Das geplante Medizinische Versorgungszentrum (MVZ) beim Krankenhaus in Stockach bewegt die Gemeinden im Raum Stockach. Nun haben nach Hohenfels und Eigeltingen auch die Räte in Orsingen-Nenzingen und Mühlingen über eine finanzielle Beteiligung entschieden. Dabei kamen viele Fragen auf.

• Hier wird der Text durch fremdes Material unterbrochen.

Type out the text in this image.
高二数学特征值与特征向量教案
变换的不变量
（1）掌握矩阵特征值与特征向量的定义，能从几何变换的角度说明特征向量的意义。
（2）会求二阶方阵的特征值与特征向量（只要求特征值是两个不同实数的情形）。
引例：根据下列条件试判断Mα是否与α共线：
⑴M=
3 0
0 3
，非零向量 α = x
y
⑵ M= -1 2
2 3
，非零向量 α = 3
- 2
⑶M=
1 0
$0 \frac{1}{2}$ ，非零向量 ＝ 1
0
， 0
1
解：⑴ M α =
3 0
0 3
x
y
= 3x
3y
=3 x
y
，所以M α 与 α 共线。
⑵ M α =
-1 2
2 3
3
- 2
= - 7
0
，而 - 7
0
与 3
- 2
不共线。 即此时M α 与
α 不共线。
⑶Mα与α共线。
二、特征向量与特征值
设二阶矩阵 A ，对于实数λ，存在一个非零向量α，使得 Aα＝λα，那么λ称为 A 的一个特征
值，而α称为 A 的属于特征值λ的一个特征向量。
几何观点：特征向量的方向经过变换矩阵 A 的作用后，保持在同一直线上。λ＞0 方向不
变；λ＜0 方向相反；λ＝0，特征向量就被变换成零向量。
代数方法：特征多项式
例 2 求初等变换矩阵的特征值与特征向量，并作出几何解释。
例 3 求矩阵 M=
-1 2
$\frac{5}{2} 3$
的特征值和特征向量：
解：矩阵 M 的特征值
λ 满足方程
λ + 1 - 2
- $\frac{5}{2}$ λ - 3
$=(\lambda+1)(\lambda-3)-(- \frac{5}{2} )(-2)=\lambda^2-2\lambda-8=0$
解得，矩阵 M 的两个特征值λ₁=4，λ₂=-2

Die Gemeinde Orsingen-Nenzingen erwirbt zwei Prozent der Gesellschafteranteile. Das MVZ soll zum 1. Juli gegründet werden. Das Gründungskapital wird etwa 600.000 Euro betragen, sodass die Gemeinde Kosten von rund 12.000 Euro tragen wird. Fünf Prozent wären das Maximum pro Gemeinde.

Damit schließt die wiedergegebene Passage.